The MNIST dataset is included in keras and can be accessed using the dataset_mnist() function:
- Let's load the data into the R environment:
mnist <- dataset_mnist()
x_train <- mnist$train$x
y_train <- mnist$train$y
x_test <- mnist$test$x
y_test <- mnist$test$y
- Our training data is of the form (images, width, height). Due to this, we'll convert the data into a one-dimensional array and rescale it:
# Reshaping the data
x_train <- array_reshape(x_train , c(nrow(x_train),784))

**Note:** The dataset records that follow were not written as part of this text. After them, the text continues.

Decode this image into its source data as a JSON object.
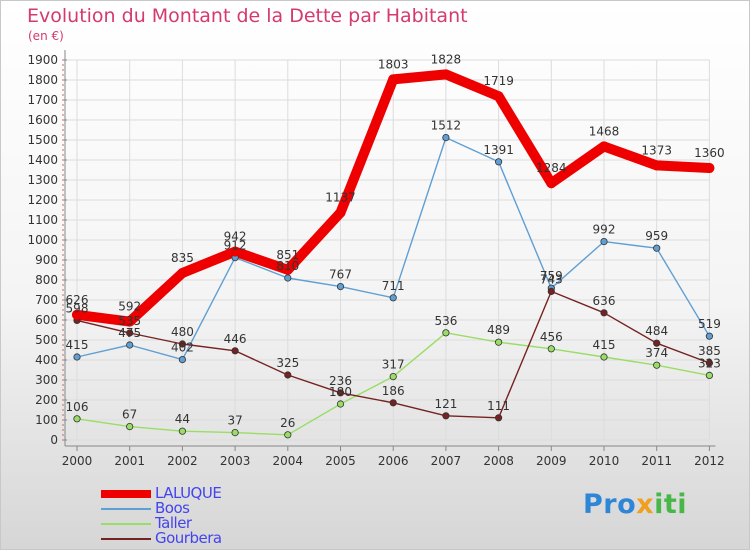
{
  "header": {
    "title": "Evolution du Montant de la Dette par Habitant",
    "subtitle": "(en €)"
  },
  "brand": {
    "logo_text": "Proxiti",
    "colors": [
      "#2e86d6",
      "#f0a020",
      "#47b847"
    ]
  },
  "chart_data": {
    "type": "line",
    "title": "Evolution du Montant de la Dette par Habitant",
    "subtitle": "(en €)",
    "xlabel": "",
    "ylabel": "",
    "ylim": [
      0,
      1900
    ],
    "yticks": [
      0,
      100,
      200,
      300,
      400,
      500,
      600,
      700,
      800,
      900,
      1000,
      1100,
      1200,
      1300,
      1400,
      1500,
      1600,
      1700,
      1800,
      1900
    ],
    "grid": true,
    "legend_position": "bottom-left",
    "categories": [
      "2000",
      "2001",
      "2002",
      "2003",
      "2004",
      "2005",
      "2006",
      "2007",
      "2008",
      "2009",
      "2010",
      "2011",
      "2012"
    ],
    "series": [
      {
        "name": "LALUQUE",
        "color": "#ee0000",
        "values": [
          626,
          592,
          835,
          942,
          851,
          1137,
          1803,
          1828,
          1719,
          1284,
          1468,
          1373,
          1360
        ]
      },
      {
        "name": "Boos",
        "color": "#5f9fd3",
        "values": [
          415,
          475,
          402,
          912,
          810,
          767,
          711,
          1512,
          1391,
          759,
          992,
          959,
          519
        ]
      },
      {
        "name": "Taller",
        "color": "#99dd66",
        "values": [
          106,
          67,
          44,
          37,
          26,
          180,
          317,
          536,
          489,
          456,
          415,
          374,
          323
        ]
      },
      {
        "name": "Gourbera",
        "color": "#772222",
        "values": [
          598,
          535,
          480,
          446,
          325,
          236,
          186,
          121,
          111,
          743,
          636,
          484,
          385
        ]
      }
    ]
  }
}
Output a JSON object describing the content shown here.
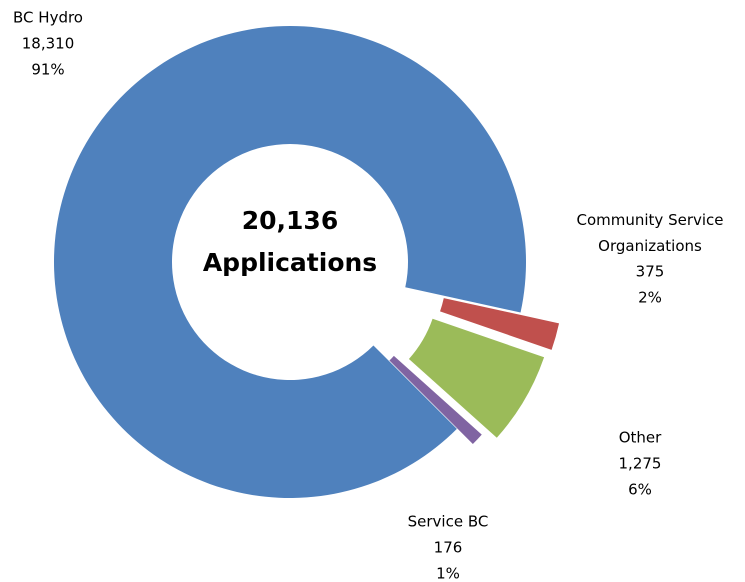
{
  "chart_data": {
    "type": "donut",
    "center_value": 20136,
    "center_value_label": "20,136",
    "center_text": "Applications",
    "categories": [
      "BC Hydro",
      "Community Service Organizations",
      "Other",
      "Service BC"
    ],
    "values": [
      18310,
      375,
      1275,
      176
    ],
    "value_labels": [
      "18,310",
      "375",
      "1,275",
      "176"
    ],
    "percentages": [
      91,
      2,
      6,
      1
    ],
    "percentage_labels": [
      "91%",
      "2%",
      "6%",
      "1%"
    ],
    "colors": [
      "#4f81bd",
      "#c0504d",
      "#9bbb59",
      "#8064a2"
    ]
  }
}
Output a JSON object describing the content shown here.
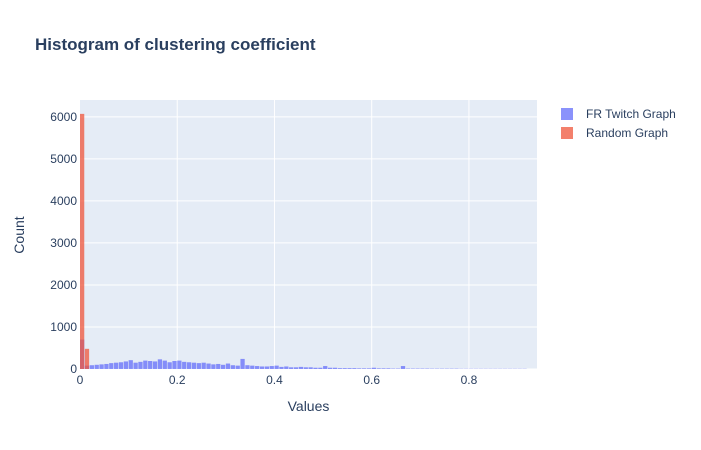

x_test <- array_reshape(x_test , c(nrow(x_test),784))
# Rescaling the data
x_train <- x_train/255
x_test <- x_test/255
- Our target data is an integer vector and contains values from 0 to 9. We need to one-hot encode our target variable in order to convert it into a binary matrix format. We use the to_categorical() function from keras to do this:
y_train <- to_categorical(y_train,10)
y_test <- to_categorical(y_test,10)
- Now, we can build the model. We use the Sequential API from keras to configure this model. Note that in the first layer's configuration, the input_shape argument is the shape of the input data; that is, it's a numeric vector of length 784 and represents a grayscale image. The final layer outputs a length 10 numeric vector (probabilities for each digit from 0 to 9) using a softmax activation function:
model <- keras_model_sequential()
model %>%
layer_dense(units = 256, activation = 'relu', input_shape = c(784)) %>%
layer_dropout(rate = 0.4) %>%
layer_dense(units = 128, activation = 'relu') %>%
layer_dropout(rate = 0.3) %>%
layer_dense(units = 10, activation = 'softmax')
Let's look at the details of the model:
summary(model)
Here's the model's summary:
- Next, we go ahead and compile our model by providing some appropriate arguments, such as the loss function, optimizer, and metrics. Here, we have used the rmsprop optimizer. This optimizer is similar to the gradient descent optimizer, except that it can increase our learning rate so that our algorithm can take larger steps in the horizontal direction, thus converging faster:
model %>% compile(
loss = 'categorical_crossentropy',
optimizer = optimizer_rmsprop(),
metrics = c('accuracy')
)
- Now, let's fit the training data to the configured model. Here, we've set the number of epochs to 30, the batch size to 128, and the validation percentage to 20:
history <- model %>% fit(
x_train, y_train,
epochs = 30, batch_size = 128,
validation_split = 0.2
)
- Next, we visualize the model metrics. We can plot the model's accuracy and loss metrics from the history variable. Let's plot the model's accuracy:
# Plot the accuracy of the training data
plot(history$metrics$acc, main="Model Accuracy", xlab = "epoch", ylab="accuracy", col="blue",
type="l")
# Plot the accuracy of the validation data
lines(history$metrics$val_acc, col="green")
# Add Legend
legend("bottomright", c("train","validation"), col=c("blue", "green"), lty=c(1,1))
The following plot shows the model's accuracy on the training and test dataset:
Now, let's plot the model's loss:
# Plot the model loss of the training data
plot(history$metrics$loss, main="Model Loss", xlab = "epoch", ylab="loss", col="blue", type="l")
# Plot the model loss of the validation data
lines(history$metrics$val_loss, col="green")
# Add legend
legend("topright", c("train","validation"), col=c("blue", "green"), lty=c(1,1))
The following plot shows the model's loss on the training and test dataset:
- Now, we predict the classes for the test data instances using the trained model:
model %>% predict_classes(x_test)
- Let's check the accuracy of the model on the test data:
model %>% evaluate(x_test, y_test)
The following diagram shows the model metrics on the test data:
Here, we got an accuracy of around 97.9 %.